Jual Secara Online, Sindikat Pelaku Brownies Ganja DibekukSindikat Penjual Brownies Ganja yang terbongkar secara tak sengaja

KabarDunia.com Badan Narkotika Nasional (BNN) baru-baru ini mengimbau terhadap masyarakat untuk membeli makanan serta minuman di toko atau pun tempat resmi. Faktor ini, seusai ditemukannya kue brownies yang ternyata mengandung ganja dipasarkan dengan cara online.

“Karena makanan susah dideteksi dengan cara fisik, hanya dapat dilakukan dengan cara laboratorium,” kata juru bicara BNN, Komisaris Besar Slamet Pribadi, terhadap Tempo, Selasa, 14 April 2015.

Menurut dia, penjualan brownies yang mengandung ganja ini dengan cara memanipulasi bentuk serta tutorial penggunaan narkotika tipe ganja. “Kalau penggunaan dalam bentuk linting rokok akan mudah diketahui. Kalau dalam bentuk kue ini sulit,” ujarnya.

Sebelumnya, BNN telah berhail membongkar modus baru dari peredaran narkoba yang dilakukan oleh sindikat yang beranggotakan lima orang, yakni OJ, 21 tahun, AH (21), YG (23),  IR (38) serta HA (37). Kelompok ini sengaja mengedarkan ganja yang dicampur dalam adonan cokelat atau kue sehingga menjadi brownies ganja.

Brownies Ganja yang mengandung zat adiktif itu lantas dikemas dalam sebuah kotak kecil seukuran kemasan kue pada umumnya. Tiap kotaknya berisi 20 butir cokelat atau beberapa potongan brownies ganja, dengan harga jual yang mencapai Rp 200 ribu Brownies ganja per kotaknya.

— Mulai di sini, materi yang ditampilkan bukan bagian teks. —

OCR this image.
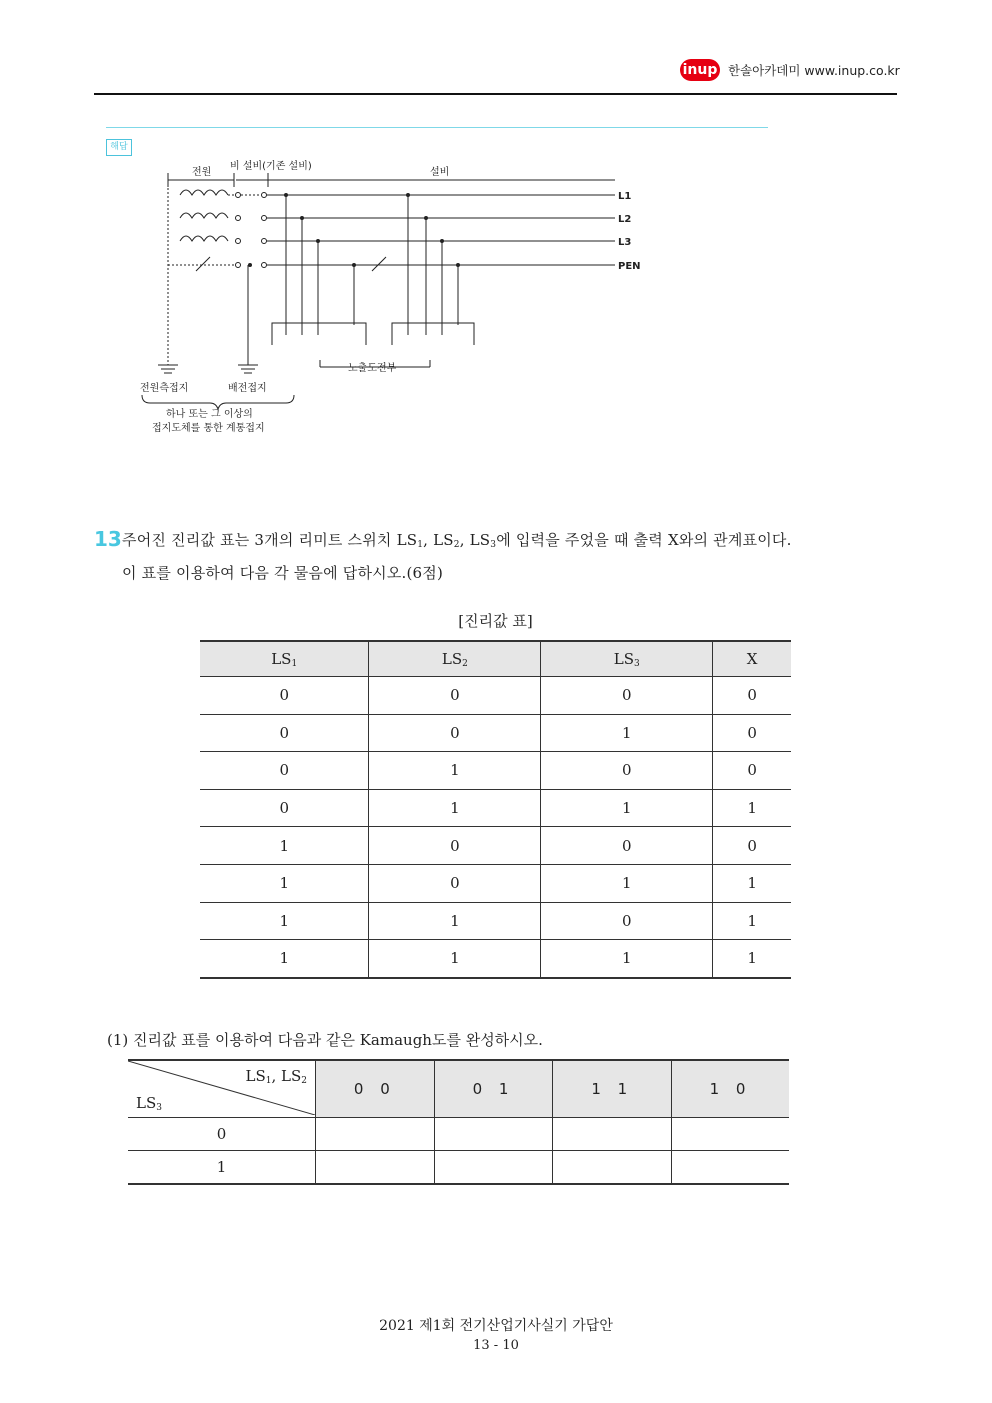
inup 한솔아카데미 www.inup.co.kr
해답
전원
비 설비(기존 설비)
설비
L1
L2
L3
PEN
노출도전부
전원측접지	배전접지
하나 또는 그 이상의
접지도체를 통한 계통접지
13 주어진 진리값 표는 3개의 리미트 스위치 $LS_1$, $LS_2$, $LS_3$에 입력을 주었을 때 출력 X와의 관계표이다.
이 표를 이용하여 다음 각 물음에 답하시오.(6점)
[진리값 표]
$LS_1$	$LS_2$	$LS_3$	X
0	0	0	0
0	0	1	0
0	1	0	0
0	1	1	1
1	0	0	0
1	0	1	1
1	1	0	1
1	1	1	1
(1) 진리값 표를 이용하여 다음과 같은 Kamaugh도를 완성하시오.
$LS_1$, $LS_2$
$LS_3$	0 0	0 1	1 1	1 0
0				
1				
2021 제1회 전기산업기사실기 가답안
13 - 10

Sindikat brownies ganja tersebut memasarkan produk jajanan yang mengandung ganja itu melalui sebuah website Internet, Adapun sasaran dari konsumen jaringan brownies ganja ini merupakan para pelajar, mahasiswa, serta pecandu ganja yang ada di kota-kota besar, semacam Jakarta, Surabaya, serta Bandung.

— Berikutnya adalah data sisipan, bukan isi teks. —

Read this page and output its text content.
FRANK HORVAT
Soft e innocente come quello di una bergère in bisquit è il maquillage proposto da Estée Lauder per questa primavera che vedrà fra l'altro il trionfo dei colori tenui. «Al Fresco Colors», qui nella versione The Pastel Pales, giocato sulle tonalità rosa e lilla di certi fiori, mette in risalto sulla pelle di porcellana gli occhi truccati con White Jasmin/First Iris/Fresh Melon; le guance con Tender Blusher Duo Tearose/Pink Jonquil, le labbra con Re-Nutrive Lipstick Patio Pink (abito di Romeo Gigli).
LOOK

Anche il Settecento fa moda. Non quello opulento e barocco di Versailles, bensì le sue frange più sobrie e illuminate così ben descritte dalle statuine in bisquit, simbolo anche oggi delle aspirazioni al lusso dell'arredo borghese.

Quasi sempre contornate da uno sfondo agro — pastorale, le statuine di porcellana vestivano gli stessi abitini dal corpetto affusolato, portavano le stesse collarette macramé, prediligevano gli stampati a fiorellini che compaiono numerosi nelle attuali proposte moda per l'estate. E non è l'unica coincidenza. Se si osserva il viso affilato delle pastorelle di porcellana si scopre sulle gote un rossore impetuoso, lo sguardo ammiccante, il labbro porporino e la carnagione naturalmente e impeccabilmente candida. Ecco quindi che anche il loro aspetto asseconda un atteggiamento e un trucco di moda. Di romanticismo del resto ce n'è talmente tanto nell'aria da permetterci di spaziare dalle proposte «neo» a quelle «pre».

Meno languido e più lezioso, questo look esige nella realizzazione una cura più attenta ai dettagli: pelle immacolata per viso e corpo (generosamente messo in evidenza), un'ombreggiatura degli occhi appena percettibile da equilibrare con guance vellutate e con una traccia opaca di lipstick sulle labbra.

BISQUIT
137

Terbongkarnya sindikat Brownies ganja ini sendiri berawal dari salah seorang anak yang tanpa sengaja mengkonsumsi brownies ganja itu tanpa mengenal kandungannya. Deputi dari Pemberantasan BNN Deddy Fauzi Elhakim berbicara bahwa anak tersebut tidak kunjung bangun dari tidurnya,  dampak dari efek depresan yang ada dalam ganja. Abnormalitas ini lantas dilaporkan ke pihak polisi serta menjadi sebuah petunjuk BNN untuk membongkar sindikat produsen brownies ganja itu.

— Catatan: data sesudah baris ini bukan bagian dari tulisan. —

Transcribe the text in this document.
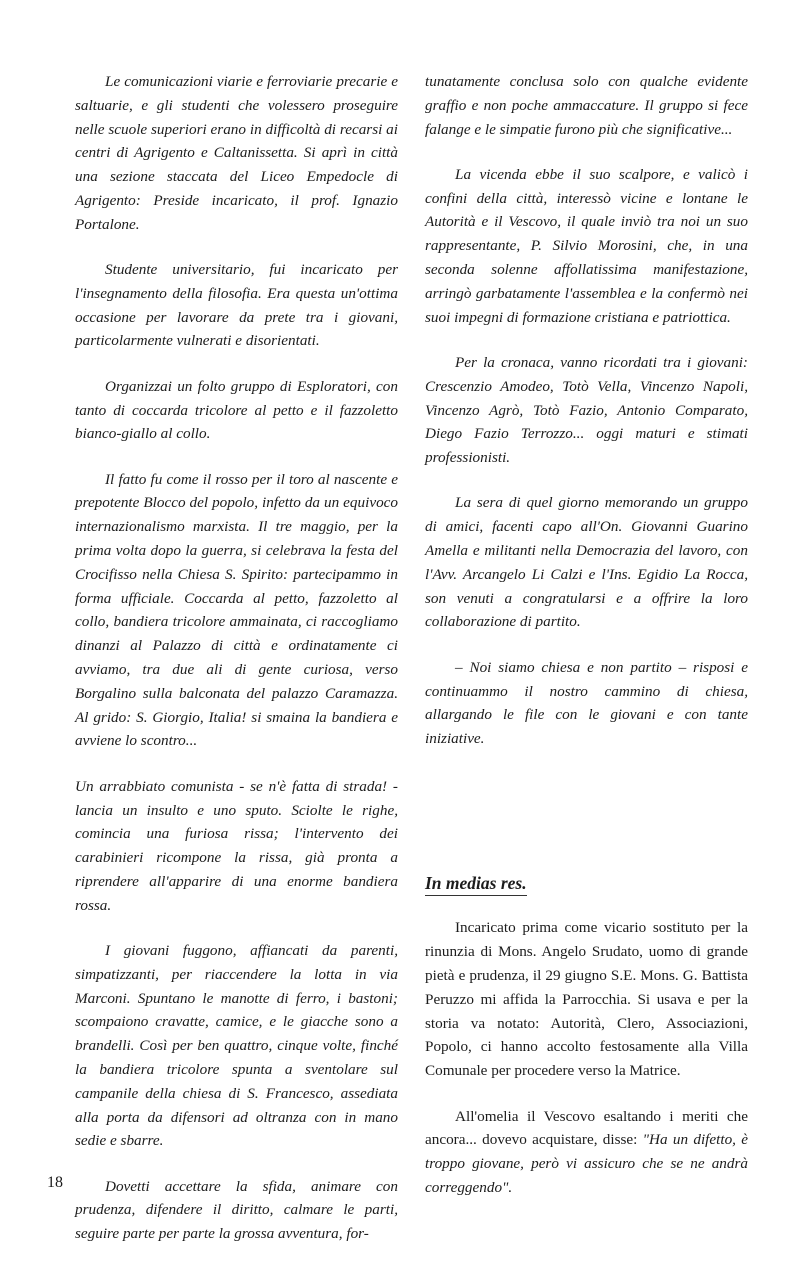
Le comunicazioni viarie e ferroviarie precarie e saltuarie, e gli studenti che volessero proseguire nelle scuole superiori erano in difficoltà di recarsi ai centri di Agrigento e Caltanissetta. Si aprì in città una sezione staccata del Liceo Empedocle di Agrigento: Preside incaricato, il prof. Ignazio Portalone.

Studente universitario, fui incaricato per l'insegnamento della filosofia. Era questa un'ottima occasione per lavorare da prete tra i giovani, particolarmente vulnerati e disorientati.

Organizzai un folto gruppo di Esploratori, con tanto di coccarda tricolore al petto e il fazzoletto bianco-giallo al collo.

Il fatto fu come il rosso per il toro al nascente e prepotente Blocco del popolo, infetto da un equivoco internazionalismo marxista. Il tre maggio, per la prima volta dopo la guerra, si celebrava la festa del Crocifisso nella Chiesa S. Spirito: partecipammo in forma ufficiale. Coccarda al petto, fazzoletto al collo, bandiera tricolore ammainata, ci raccogliamo dinanzi al Palazzo di città e ordinatamente ci avviamo, tra due ali di gente curiosa, verso Borgalino sulla balconata del palazzo Caramazza. Al grido: S. Giorgio, Italia! si smaina la bandiera e avviene lo scontro...

Un arrabbiato comunista - se n'è fatta di strada! - lancia un insulto e uno sputo. Sciolte le righe, comincia una furiosa rissa; l'intervento dei carabinieri ricompone la rissa, già pronta a riprendere all'apparire di una enorme bandiera rossa.

I giovani fuggono, affiancati da parenti, simpatizzanti, per riaccendere la lotta in via Marconi. Spuntano le manotte di ferro, i bastoni; scompaiono cravatte, camice, e le giacche sono a brandelli. Così per ben quattro, cinque volte, finché la bandiera tricolore spunta a sventolare sul campanile della chiesa di S. Francesco, assediata alla porta da difensori ad oltranza con in mano sedie e sbarre.

Dovetti accettare la sfida, animare con prudenza, difendere il diritto, calmare le parti, seguire parte per parte la grossa avventura, for-

tunatamente conclusa solo con qualche evidente graffio e non poche ammaccature. Il gruppo si fece falange e le simpatie furono più che significative...

La vicenda ebbe il suo scalpore, e valicò i confini della città, interessò vicine e lontane le Autorità e il Vescovo, il quale inviò tra noi un suo rappresentante, P. Silvio Morosini, che, in una seconda solenne affollatissima manifestazione, arringò garbatamente l'assemblea e la confermò nei suoi impegni di formazione cristiana e patriottica.

Per la cronaca, vanno ricordati tra i giovani: Crescenzio Amodeo, Totò Vella, Vincenzo Napoli, Vincenzo Agrò, Totò Fazio, Antonio Comparato, Diego Fazio Terrozzo... oggi maturi e stimati professionisti.

La sera di quel giorno memorando un gruppo di amici, facenti capo all'On. Giovanni Guarino Amella e militanti nella Democrazia del lavoro, con l'Avv. Arcangelo Li Calzi e l'Ins. Egidio La Rocca, son venuti a congratularsi e a offrire la loro collaborazione di partito.

– Noi siamo chiesa e non partito – risposi e continuammo il nostro cammino di chiesa, allargando le file con le giovani e con tante iniziative.

In medias res.

Incaricato prima come vicario sostituto per la rinunzia di Mons. Angelo Srudato, uomo di grande pietà e prudenza, il 29 giugno S.E. Mons. G. Battista Peruzzo mi affida la Parrocchia. Si usava e per la storia va notato: Autorità, Clero, Associazioni, Popolo, ci hanno accolto festosamente alla Villa Comunale per procedere verso la Matrice.

All'omelia il Vescovo esaltando i meriti che ancora... dovevo acquistare, disse: "Ha un difetto, è troppo giovane, però vi assicuro che se ne andrà correggendo".

18
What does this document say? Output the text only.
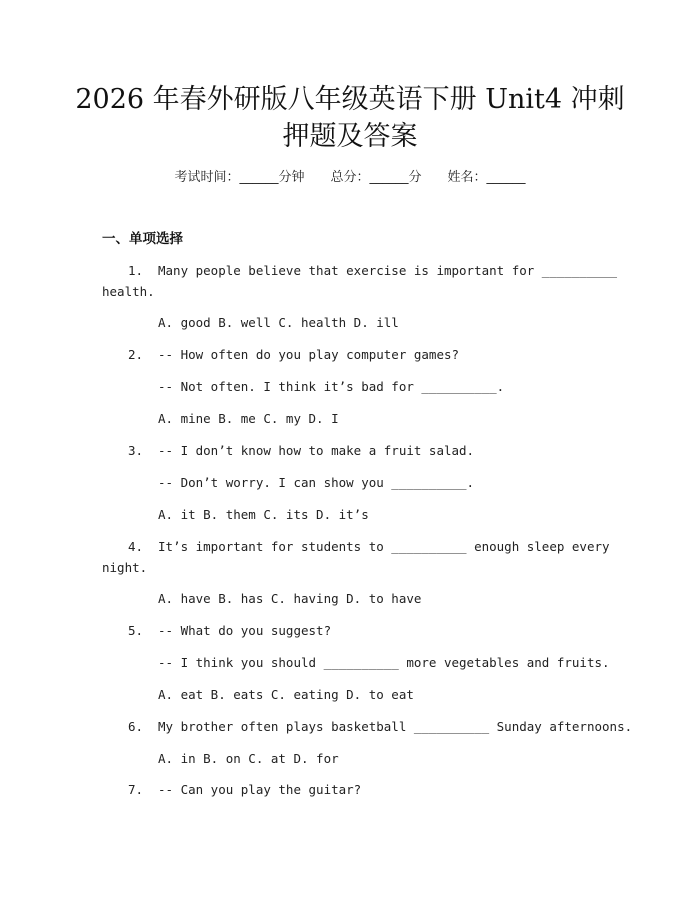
2026 年春外研版八年级英语下册 Unit4 冲刺
押题及答案
考试时间：______分钟 总分：______分 姓名：______
一、单项选择
1. Many people believe that exercise is important for __________
health.
A. good B. well C. health D. ill
2. -- How often do you play computer games?
-- Not often. I think it’s bad for __________.
A. mine B. me C. my D. I
3. -- I don’t know how to make a fruit salad.
-- Don’t worry. I can show you __________.
A. it B. them C. its D. it’s
4. It’s important for students to __________ enough sleep every
night.
A. have B. has C. having D. to have
5. -- What do you suggest?
-- I think you should __________ more vegetables and fruits.
A. eat B. eats C. eating D. to eat
6. My brother often plays basketball __________ Sunday afternoons.
A. in B. on C. at D. for
7. -- Can you play the guitar?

Deddy membicarakan bahwa sindikat tersebut memasarkan jajanan yang mengandung ganja tersebut lewat website Internet,  yang sampai pada hari ini Rabu, 15 April 2015, tetap dapat diakses dengan bebas. Pembeli, ucap dia, cukup menghubungi sindikat tersebut untuk melakukan pemesanan via telepon ataupun melalui layanan pesan singkat. Bila transaksi berlanjut, produk akan dikirim ke alamat tujuan menggunakan jasa paket.